At the same time, outside the US, EVs are hitting price parity with gas powered vehicles. The BYD Seagull, for example, is now less than $10,000. (For the “but it’s made in China” camp - everything has Chinese components; even some US military vehicles which government audits have found which are not allowed according to government contracts). That is why, soon, the tax incentives for EVs in places like the US will be gravy when it comes to vehicle cost.
To challenge the “haters gonna hate crowd” and the “what if we had no incentives” camp (usually fossil fuel leaning crowds); oil and gas drilling offers investors incentives that are similar to renewable incentives.
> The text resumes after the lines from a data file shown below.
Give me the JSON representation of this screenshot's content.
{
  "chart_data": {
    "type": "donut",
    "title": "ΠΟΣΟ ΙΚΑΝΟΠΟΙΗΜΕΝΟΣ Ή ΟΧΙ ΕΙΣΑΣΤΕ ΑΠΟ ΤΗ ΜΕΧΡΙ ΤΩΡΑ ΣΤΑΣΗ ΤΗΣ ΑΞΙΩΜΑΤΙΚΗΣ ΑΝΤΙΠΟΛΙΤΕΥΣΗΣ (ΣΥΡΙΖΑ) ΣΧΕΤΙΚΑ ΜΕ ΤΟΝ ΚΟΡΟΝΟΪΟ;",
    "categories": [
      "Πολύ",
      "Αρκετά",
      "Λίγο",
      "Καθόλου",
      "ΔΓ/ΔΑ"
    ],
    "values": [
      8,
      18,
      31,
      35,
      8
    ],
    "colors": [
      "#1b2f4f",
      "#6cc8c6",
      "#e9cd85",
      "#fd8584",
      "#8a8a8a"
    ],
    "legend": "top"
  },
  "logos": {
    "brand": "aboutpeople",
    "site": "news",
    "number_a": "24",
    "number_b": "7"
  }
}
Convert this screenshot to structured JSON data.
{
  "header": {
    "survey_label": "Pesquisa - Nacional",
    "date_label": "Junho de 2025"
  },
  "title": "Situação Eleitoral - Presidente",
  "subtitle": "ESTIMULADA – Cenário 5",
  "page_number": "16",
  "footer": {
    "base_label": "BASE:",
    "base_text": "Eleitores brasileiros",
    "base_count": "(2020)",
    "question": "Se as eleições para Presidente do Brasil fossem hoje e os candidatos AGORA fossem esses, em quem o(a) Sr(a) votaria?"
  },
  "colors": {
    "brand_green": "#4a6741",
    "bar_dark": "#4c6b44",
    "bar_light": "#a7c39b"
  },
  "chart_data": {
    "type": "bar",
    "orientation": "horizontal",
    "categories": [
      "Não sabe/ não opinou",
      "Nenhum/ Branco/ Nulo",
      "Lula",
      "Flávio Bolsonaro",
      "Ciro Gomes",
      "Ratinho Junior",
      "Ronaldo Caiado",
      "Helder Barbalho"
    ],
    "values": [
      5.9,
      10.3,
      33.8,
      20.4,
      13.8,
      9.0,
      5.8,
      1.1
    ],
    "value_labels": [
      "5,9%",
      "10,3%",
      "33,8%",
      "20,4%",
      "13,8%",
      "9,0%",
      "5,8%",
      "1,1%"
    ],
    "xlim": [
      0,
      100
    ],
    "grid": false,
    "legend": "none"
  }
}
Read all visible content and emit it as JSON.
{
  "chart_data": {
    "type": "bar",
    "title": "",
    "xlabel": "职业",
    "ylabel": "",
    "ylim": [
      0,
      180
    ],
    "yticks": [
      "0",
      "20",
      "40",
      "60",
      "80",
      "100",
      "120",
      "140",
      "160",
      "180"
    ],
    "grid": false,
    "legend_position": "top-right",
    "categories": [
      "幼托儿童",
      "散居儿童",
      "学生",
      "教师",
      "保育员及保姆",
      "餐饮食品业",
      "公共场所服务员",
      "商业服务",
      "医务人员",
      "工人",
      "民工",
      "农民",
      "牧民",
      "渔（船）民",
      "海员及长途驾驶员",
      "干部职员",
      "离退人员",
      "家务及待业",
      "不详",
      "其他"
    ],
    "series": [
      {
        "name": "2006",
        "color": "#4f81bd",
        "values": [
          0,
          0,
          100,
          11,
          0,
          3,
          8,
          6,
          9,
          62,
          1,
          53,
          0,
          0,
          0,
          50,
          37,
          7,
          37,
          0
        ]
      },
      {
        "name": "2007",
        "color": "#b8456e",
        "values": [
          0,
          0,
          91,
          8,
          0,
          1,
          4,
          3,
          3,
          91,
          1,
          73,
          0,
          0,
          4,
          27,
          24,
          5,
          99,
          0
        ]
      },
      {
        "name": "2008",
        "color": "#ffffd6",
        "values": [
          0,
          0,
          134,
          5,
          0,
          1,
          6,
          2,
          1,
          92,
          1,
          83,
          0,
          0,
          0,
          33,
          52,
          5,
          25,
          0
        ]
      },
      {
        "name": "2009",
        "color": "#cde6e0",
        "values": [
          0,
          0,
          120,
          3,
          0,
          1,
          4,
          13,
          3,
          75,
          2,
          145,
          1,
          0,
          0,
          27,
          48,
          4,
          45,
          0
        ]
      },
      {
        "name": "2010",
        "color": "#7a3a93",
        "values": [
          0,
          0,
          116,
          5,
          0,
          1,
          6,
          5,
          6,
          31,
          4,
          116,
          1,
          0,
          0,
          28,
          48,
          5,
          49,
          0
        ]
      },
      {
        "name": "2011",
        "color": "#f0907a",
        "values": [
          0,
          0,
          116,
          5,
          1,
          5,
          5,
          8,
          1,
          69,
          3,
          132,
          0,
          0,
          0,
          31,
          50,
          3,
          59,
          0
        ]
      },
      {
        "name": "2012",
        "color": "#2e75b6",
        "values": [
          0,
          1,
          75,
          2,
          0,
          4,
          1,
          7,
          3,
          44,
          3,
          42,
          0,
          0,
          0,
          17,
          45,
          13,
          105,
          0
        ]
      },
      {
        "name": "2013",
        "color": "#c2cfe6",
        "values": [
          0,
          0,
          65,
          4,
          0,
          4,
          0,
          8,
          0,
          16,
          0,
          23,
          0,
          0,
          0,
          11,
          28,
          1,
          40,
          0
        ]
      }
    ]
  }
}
Currently, the main renewable investment tax credit is equal to 30% of a project which, very simply, would result in a $30,000 tax credit for a $100,000 qualifying renewable energy investment. Please bear with me before you scream,” but what about fairness?”. For decades the US has offered and continues to offer investors the opportunity to claim 85% of oil and gas drilling costs as a tax deduction through the intangible drilling cost tax deduction (a number of law and accounting firms claim up to this amount, but some put it between 60-80% of drilling costs). The calculation is a bit more complicated because the tax benefit is not a tax credit but a tax deduction which is a function of the individual income tax bracket and actual tax liability. However, taxable income of at least $100,000, a 37% tax bracket, and a $100,000 investment (presuming you can make 85% of drilling costs comply with the intangible drilling cost tax deduction), the first-year tax savings for the $100,000 oil and gas investment would be $31,450; $1,450 more than the $30,000 tax credit on the $100,000 renewable investment. The world (at least the US tax code) is fair.
Rapid cost declines of key energy transition categories are bringing the world light years ahead of expectations. Previous calculations predicted the current cost point would not be achieved until 2030, at the earliest. Yet…here we are in 2024, years ahead of the expected pace. The scale of these industries is accelerating rapidly and we are looking at a brighter future as interest rates and supply chains normalize, and costs continue to drop as these technologies keep scaling. There will always be those that “hate” the technology related to the energy transition, but that can’t stop this growing megatrend. In the words of a great artist, “Don't stand in the doorway; Don't block up the hall; For he that gets hurt will be he who has stalled … For the times they are a-Changin.”